Unique opportunity for discovery
Prof Visvader said that initially little was known about how breast tissue develops and which molecular regulators were key to directing normal development.
“I think it represented a unique opportunity to try and apply the lessons and strategies that I had learned in researching blood cells and leukaemia to breast cancer,” said Prof Visvader.
In 1998 she returned to WEHI from the US alongside collaborator and husband Professor Geoff Lindeman to lead the breast cancer research program at WEHI.
After more than five years, their work resulted in one of the field’s most significant discoveries. They were able to identify and isolate the breast stem cells capable of giving rise to the entire mammary gland.
For Prof Visvader, this was truly a eureka moment.

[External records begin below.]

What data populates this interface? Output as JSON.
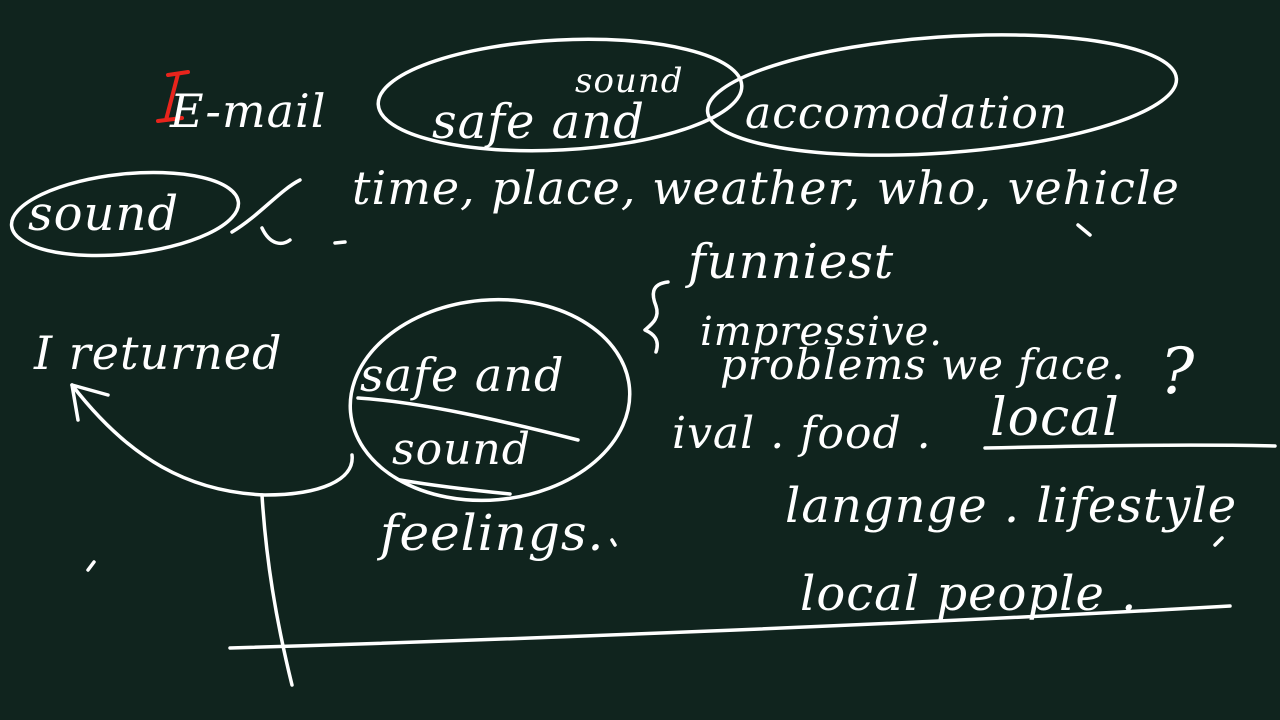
{
  "board": {
    "background": "#10241e",
    "ink_color": "#ffffff",
    "accent_color": "#e8241c"
  },
  "line1": {
    "email": "E-mail",
    "sound_small": "sound",
    "safe_and": "safe and",
    "accommodation": "accomodation"
  },
  "line2": {
    "sound": "sound",
    "list": "time, place, weather, who, vehicle"
  },
  "left_block": {
    "i_returned": "I returned",
    "safe_and": "safe and",
    "sound": "sound",
    "feelings": "feelings."
  },
  "right_block": {
    "funniest": "funniest",
    "impressive": "impressive.",
    "problems": "problems we face.",
    "question_mark": "?",
    "festival_food": "ival . food . ",
    "local": "local",
    "language_lifestyle": "langnge . lifestyle",
    "local_people": "local people ."
  }
}
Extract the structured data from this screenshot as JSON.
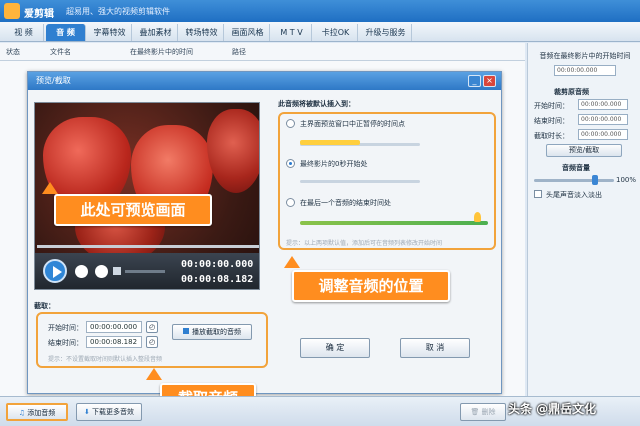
{
  "titlebar": {
    "app_name": "爱剪辑",
    "slogan": "超易用、强大的视频剪辑软件"
  },
  "tabs": [
    {
      "label": "视 频",
      "active": false
    },
    {
      "label": "音 频",
      "active": true
    },
    {
      "label": "字幕特效",
      "active": false
    },
    {
      "label": "叠加素材",
      "active": false
    },
    {
      "label": "转场特效",
      "active": false
    },
    {
      "label": "画面风格",
      "active": false
    },
    {
      "label": "M T V",
      "active": false
    },
    {
      "label": "卡拉OK",
      "active": false
    },
    {
      "label": "升级与服务",
      "active": false
    }
  ],
  "columns": [
    "状态",
    "文件名",
    "在最终影片中的时间",
    "路径"
  ],
  "right_panel": {
    "header": "音频在最终影片中的开始时间",
    "start_value": "00:00:00.000",
    "clip_section": "裁剪原音频",
    "start_label": "开始时间：",
    "end_label": "结束时间：",
    "clip_duration_label": "截取时长：",
    "field_value": "00:00:00.000",
    "preview_button": "预览/截取",
    "volume_section": "音频音量",
    "volume_value": "100%",
    "fade_label": "头尾声音淡入淡出"
  },
  "dialog": {
    "title": "预览/截取",
    "close_glyph": "×",
    "current_time": "00:00:00.000",
    "total_time": "00:00:08.182",
    "clip_title": "截取：",
    "start_label": "开始时间：",
    "end_label": "结束时间：",
    "start_value": "00:00:00.000",
    "end_value": "00:00:08.182",
    "play_button": "播放截取的音频",
    "hint_clip": "提示：不设置截取时间则默认插入整段音频",
    "insert_title": "此音频将被默认插入到：",
    "options": [
      {
        "label": "主界面预览窗口中正暂停的时间点",
        "selected": false
      },
      {
        "label": "最终影片的0秒开始处",
        "selected": true
      },
      {
        "label": "在最后一个音频的结束时间处",
        "selected": false
      }
    ],
    "hint_insert": "提示：以上两项默认值，添加后可在音频列表修改开始时间",
    "ok_button": "确 定",
    "cancel_button": "取 消"
  },
  "annotations": {
    "preview_callout": "此处可预览画面",
    "position_callout": "调整音频的位置",
    "clip_callout": "截取音频"
  },
  "bottombar": {
    "add_audio": "添加音频",
    "download_more": "下载更多音效",
    "delete_label": "删除"
  },
  "watermark": "头条 @鼎岳文化",
  "colors": {
    "accent": "#2f7fd0",
    "callout": "#ff8d1f",
    "callout_frame": "#f2a33b"
  }
}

“It meant that we had this framework to understand the cell that lies at the apex and how it gives rise to cells in a regulated fashion to yield the entire ductal system that constitutes breast tissue,” she said.
It gave way to answering questions about how breasts normally develop and the risk of breast cancer.
“We were then able to ask, what are the earliest cellular changes that occur in women that are at high risk of developing breast cancer, such as those that carry a faulty BRCA1 or BRCA2 gene,” said Prof Visvader.
Women carrying the BRCA1 mutation face up to a 70% chance of developing breast cancer in their lifetime and up to a 40% risk of ovarian cancer.